Both new and used filters are subject to a programme of thermal, vibration and shock testing to get the different elements to fail, expand and contract or shake loose. For example, a vibration table is used to test filters across and range of frequencies and amplitudes for periods of up to two hours based on readings from accelerometers. Parker Hannifin also exposes its filters to extremes of pulsing system use, simulating pulsing 36,000 times continuously to see whether the filters break or fall apart. Whatever happens to that product in the field, even if it is used for far longer than recommended the chances of pulsing that many times is effectively zero. Multiple diagnostic tools are deployed to determine the impact of these tests such as UV fluorescent die, CT scans, filter cut ups, and filters with transparent frames are used to identify any leak paths that develop as a result.
Another test unique to Parker is the long-term test rig (LTTR) where the filters are exposed to all sorts of weather conditions under a testing programme that could last for 12 to 24 months. This is among the most effective and informative of all the real-time testing data that is produced and by exposing its products to these extremes Parker Hannifin has the empirical data to prove their performance and that they are robust, reliable, and efficient over the full lifetime and more.

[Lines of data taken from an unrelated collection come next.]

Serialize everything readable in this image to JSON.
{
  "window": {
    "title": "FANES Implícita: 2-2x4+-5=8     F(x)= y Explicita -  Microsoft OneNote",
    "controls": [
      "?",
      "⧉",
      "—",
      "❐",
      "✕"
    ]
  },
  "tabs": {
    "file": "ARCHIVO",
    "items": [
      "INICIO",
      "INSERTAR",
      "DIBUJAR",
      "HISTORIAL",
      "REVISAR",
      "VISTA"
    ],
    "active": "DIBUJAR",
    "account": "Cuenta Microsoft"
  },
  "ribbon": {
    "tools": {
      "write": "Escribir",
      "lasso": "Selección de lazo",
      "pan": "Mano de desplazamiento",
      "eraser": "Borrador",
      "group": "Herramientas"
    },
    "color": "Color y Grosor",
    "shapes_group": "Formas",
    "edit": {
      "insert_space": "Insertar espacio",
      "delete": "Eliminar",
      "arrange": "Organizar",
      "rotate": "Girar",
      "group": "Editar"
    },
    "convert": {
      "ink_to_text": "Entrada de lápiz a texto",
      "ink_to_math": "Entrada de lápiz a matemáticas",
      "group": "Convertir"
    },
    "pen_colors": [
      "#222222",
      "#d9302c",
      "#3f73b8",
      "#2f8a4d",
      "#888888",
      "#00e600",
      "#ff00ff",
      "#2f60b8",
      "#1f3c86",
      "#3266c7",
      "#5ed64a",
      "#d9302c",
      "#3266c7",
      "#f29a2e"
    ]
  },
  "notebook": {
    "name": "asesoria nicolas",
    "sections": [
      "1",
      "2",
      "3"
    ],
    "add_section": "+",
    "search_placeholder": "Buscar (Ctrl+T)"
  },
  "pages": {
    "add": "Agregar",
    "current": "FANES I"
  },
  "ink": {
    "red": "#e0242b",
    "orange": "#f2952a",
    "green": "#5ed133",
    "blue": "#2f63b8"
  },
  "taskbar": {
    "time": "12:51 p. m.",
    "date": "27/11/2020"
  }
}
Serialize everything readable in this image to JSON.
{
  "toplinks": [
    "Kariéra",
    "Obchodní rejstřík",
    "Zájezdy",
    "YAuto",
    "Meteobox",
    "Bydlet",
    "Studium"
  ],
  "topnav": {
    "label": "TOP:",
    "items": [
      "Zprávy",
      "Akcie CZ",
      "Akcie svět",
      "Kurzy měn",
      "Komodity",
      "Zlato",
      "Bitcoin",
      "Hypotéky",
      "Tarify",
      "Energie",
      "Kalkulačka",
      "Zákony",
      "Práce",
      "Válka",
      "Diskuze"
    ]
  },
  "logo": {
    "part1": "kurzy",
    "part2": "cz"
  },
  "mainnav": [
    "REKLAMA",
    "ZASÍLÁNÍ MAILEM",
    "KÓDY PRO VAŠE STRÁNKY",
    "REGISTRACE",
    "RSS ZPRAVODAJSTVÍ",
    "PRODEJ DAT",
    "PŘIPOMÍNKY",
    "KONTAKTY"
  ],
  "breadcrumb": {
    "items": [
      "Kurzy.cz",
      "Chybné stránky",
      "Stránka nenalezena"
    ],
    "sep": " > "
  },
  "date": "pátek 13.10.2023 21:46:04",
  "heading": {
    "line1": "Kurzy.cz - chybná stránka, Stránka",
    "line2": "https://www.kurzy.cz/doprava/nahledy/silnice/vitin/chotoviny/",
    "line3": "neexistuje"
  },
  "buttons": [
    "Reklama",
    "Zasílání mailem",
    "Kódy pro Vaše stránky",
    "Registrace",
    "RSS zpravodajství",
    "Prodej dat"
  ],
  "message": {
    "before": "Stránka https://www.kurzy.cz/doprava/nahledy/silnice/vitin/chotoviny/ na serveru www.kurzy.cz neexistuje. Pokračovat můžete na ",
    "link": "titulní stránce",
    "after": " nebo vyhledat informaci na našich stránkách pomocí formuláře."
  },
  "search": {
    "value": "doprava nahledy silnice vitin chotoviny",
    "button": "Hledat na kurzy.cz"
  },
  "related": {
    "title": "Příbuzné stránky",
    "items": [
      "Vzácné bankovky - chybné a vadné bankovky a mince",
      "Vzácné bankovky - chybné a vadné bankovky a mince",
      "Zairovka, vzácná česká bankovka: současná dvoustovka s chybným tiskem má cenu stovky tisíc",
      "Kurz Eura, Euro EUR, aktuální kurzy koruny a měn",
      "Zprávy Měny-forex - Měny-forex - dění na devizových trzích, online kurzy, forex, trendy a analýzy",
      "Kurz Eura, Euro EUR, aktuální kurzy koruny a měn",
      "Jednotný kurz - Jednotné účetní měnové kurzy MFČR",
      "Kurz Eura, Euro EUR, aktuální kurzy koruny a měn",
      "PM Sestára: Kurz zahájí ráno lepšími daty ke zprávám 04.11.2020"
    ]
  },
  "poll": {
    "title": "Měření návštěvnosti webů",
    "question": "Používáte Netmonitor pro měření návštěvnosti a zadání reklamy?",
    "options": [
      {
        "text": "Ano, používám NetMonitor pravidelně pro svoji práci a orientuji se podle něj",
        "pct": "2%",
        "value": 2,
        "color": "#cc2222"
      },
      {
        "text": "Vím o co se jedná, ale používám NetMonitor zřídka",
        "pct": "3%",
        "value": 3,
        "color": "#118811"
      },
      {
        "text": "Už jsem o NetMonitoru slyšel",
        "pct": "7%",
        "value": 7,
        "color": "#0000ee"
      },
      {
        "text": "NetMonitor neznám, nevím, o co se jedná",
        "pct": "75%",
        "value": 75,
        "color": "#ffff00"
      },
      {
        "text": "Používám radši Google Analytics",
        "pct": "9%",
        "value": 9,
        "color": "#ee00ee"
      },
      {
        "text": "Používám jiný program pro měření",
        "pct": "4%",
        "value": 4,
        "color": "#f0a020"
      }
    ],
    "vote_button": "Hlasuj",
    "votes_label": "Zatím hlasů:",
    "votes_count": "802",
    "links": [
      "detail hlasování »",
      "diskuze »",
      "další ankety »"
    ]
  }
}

Perhaps more importantly though, Parker Hannifin’s ground-breaking and unique testing programme does far more than show how its advanced filters react under the most perilous real-world conditions. By developing its test programme to support H-class advanced gas turbines Parker has also laid the groundwork for future filtration system advances too. Developing assets and equipment such as the mobile testing rig which was designed specifically for the H-class filtration system has expanded in-house testing capabilities immeasurably. This comprehensive testing system will thus build on Parker Hannifin’s strong commitment to research and development and inform engineers developing future filtration systems, yielding benefits and dividends for the next generations of gas turbines and far beyond.